Wolfgang Buchholz: Auch hier möchte ich eigene Forschungsergebnisse für den Bereich der Beschaffung zitieren. Im Rahmen einer Delphi Studie haben wir in einem Forschungsprojekt die folgenden fünf Fähigkeiten als zukünftig besonders wichtig identifiziert: Data Analytics-, E-Technology-, Digital Leadership-, Robot Processs Automation- und Supply Network Management-Fähigkeiten. Es zeigt sich also, dass neben technologischem Know-how auch ein neues Führungsverständnis notwendig ist.
Sie haben einen neuen berufsbegleitenden Masterstudiengang „Digital Supply Chain Management“ entwickelt. Aus welcher Notwendigkeit heraus ist dieser entstanden und wer sind die Adressaten?

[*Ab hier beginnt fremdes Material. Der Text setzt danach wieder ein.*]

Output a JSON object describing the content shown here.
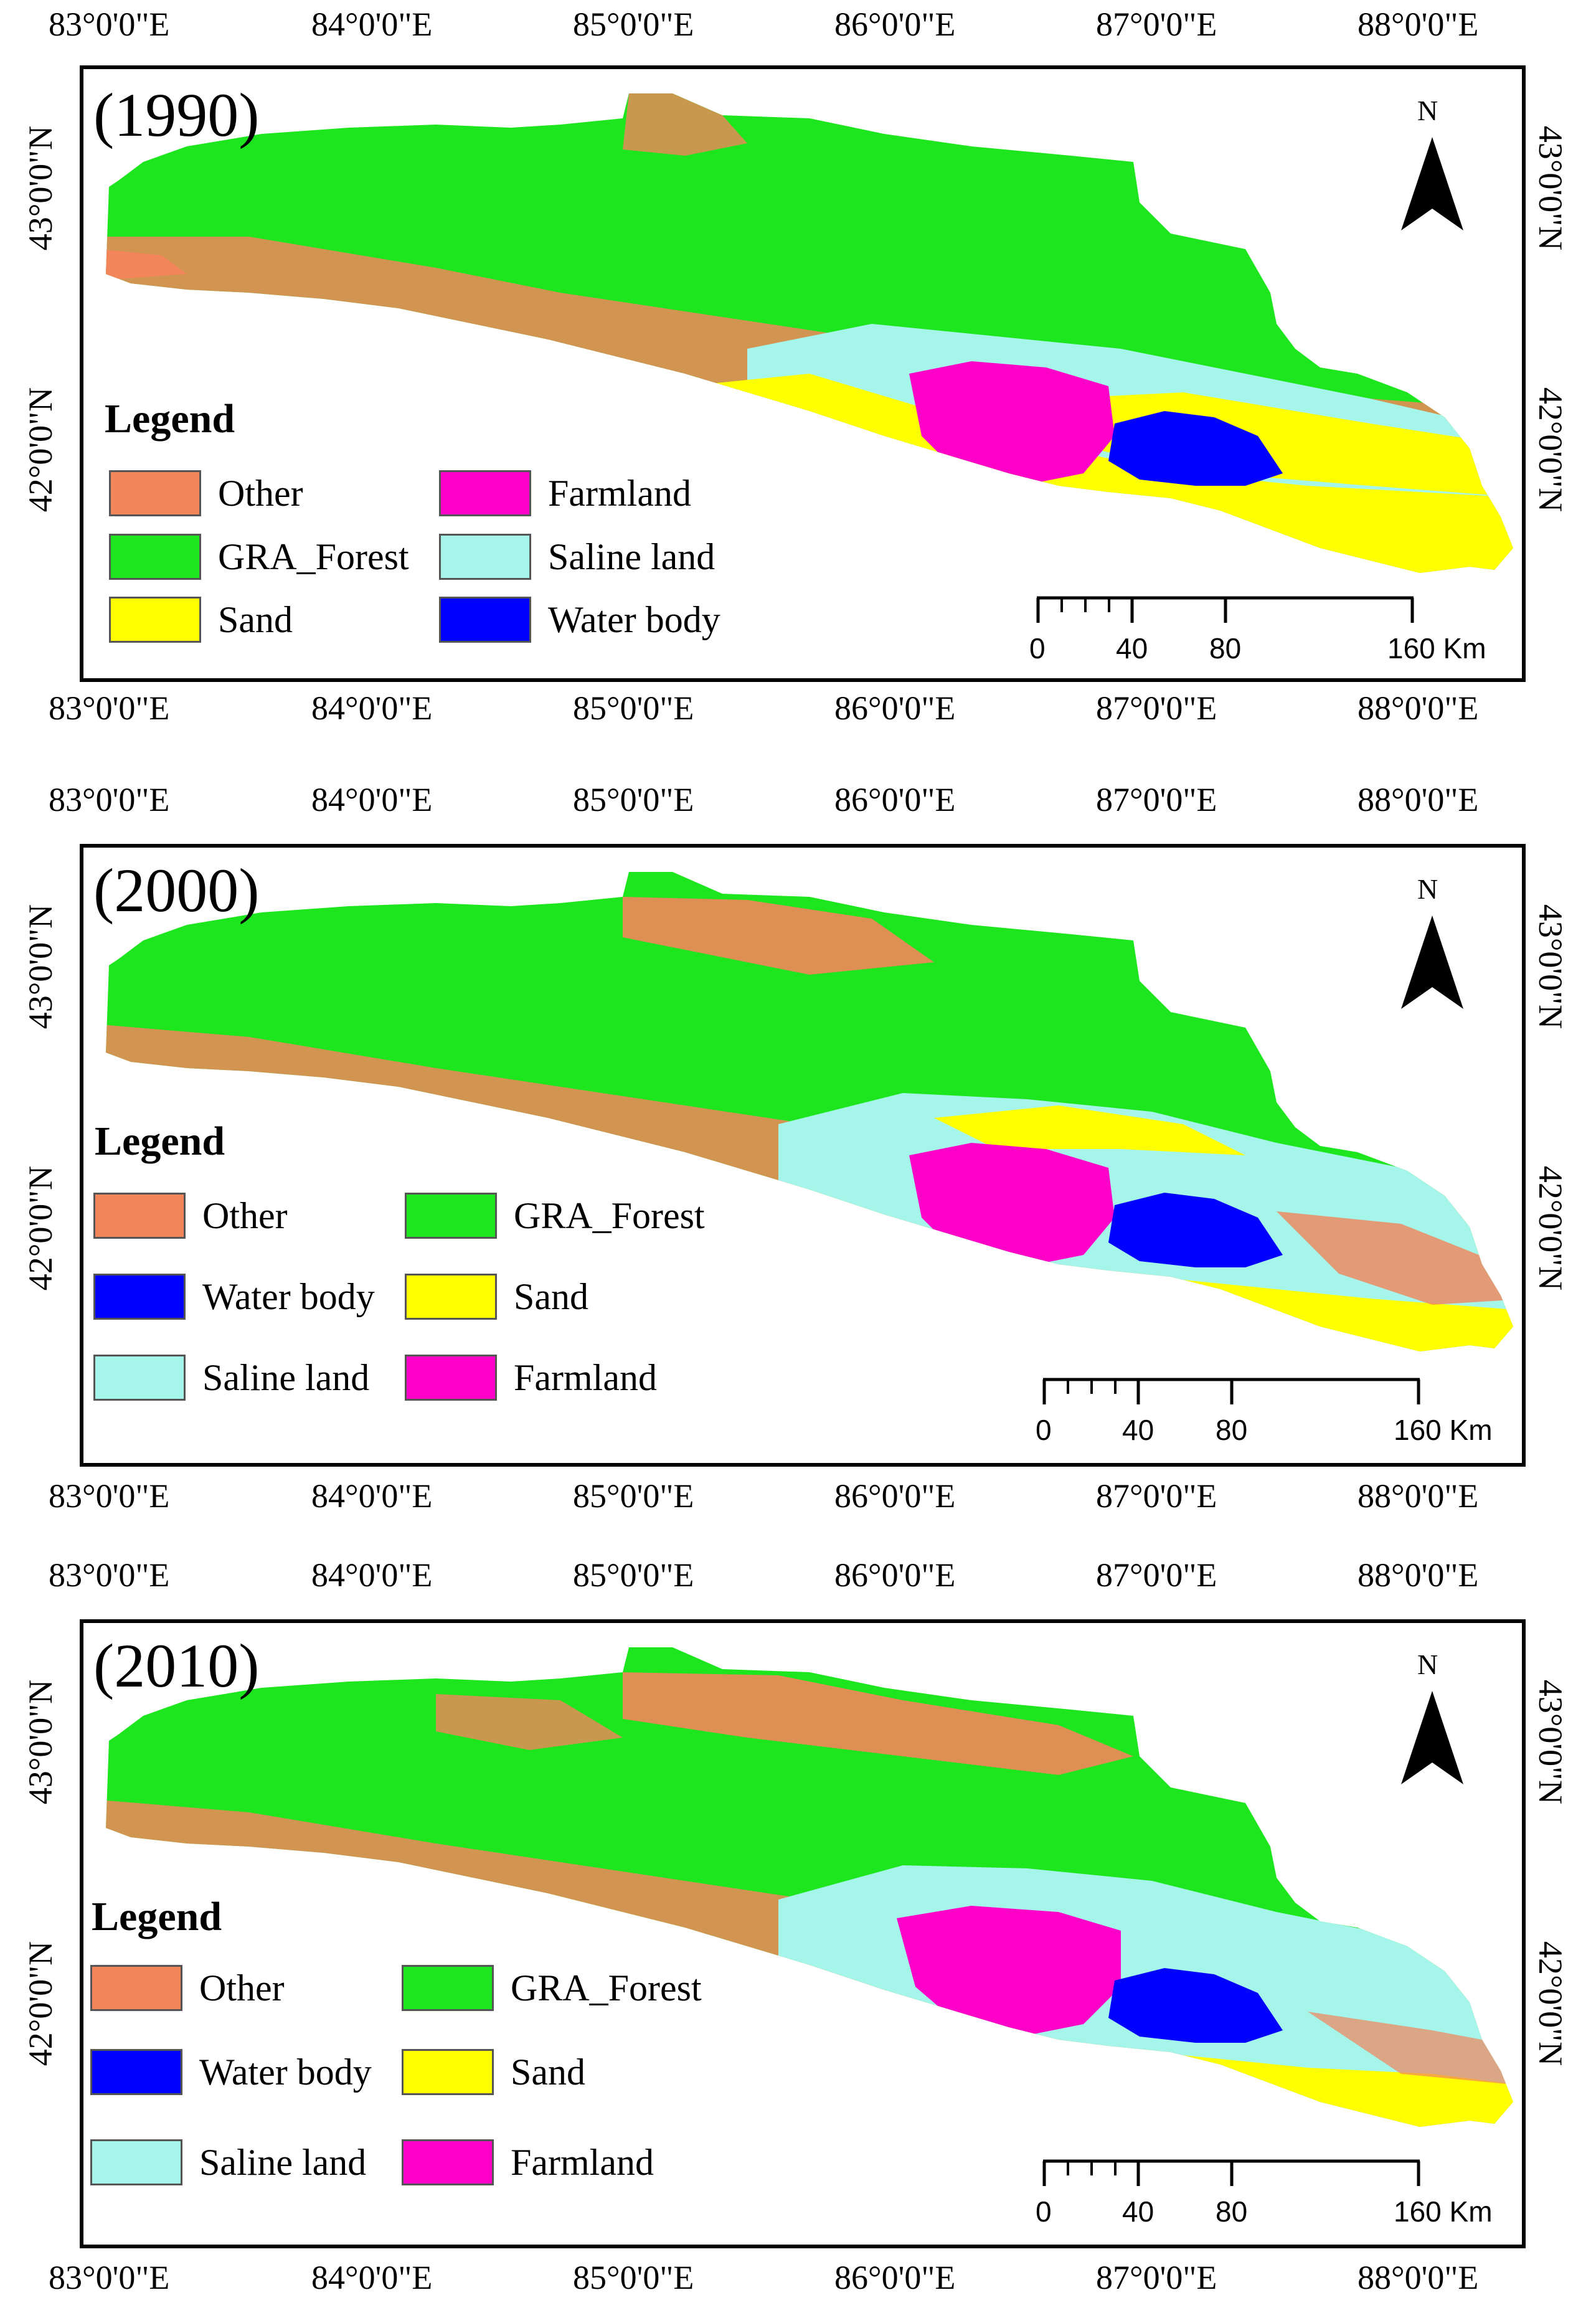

Wolfgang Buchholz: Wir wollen zum einen dabei helfen, die eben angesprochenen Hindernisse zu überwinden und zum anderen die genannten Fähigkeiten vermitteln, die für eine digitale Transformation der Logistik notwendig sind. Die Adressaten sind Absolventen betriebswirtschaftlicher oder technischer Studiengänge, die sich nach ersten Praxiserfahrungen im Bereich Supply Chain Management nebenberuflich weiterqualifizieren möchten. Dazu gehören Mitarbeiter aus Funktionen, die mit der Gestaltung, Optimierung, aber auch der operativen Abwicklung entlang der Supply Chain betraut sind, sowie Interessenten von Industrie- und Handelsunternehmen, Logistikdienstleistern, Management- und IT-Beratungsunternehmen. Dabei nehmen wir keine inhaltliche Fokussierung auf einzelne Teilbereiche der Supply Chain vor. Unsere Erfahrung hat gezeigt, dass beispielsweise auch für einen Disponenten der Distributionslogistik ein Einblick in die strategische Beschaffung hilfreich sein kann. Ein Blick über den eigenen Tellerrand kann nie schaden.
Welche Impulse versprechen Sie sich vom neuen Angebot?
Wolfgang Buchholz: Der neue Studiengang passt hervorragend zu der strategischen Ausrichtung der FH Münster, in der das lebenslange Lernen und die intensive Vernetzung mit der Praxis propagiert wird. Dazu wollen wir gerne einen Beitrag leisten.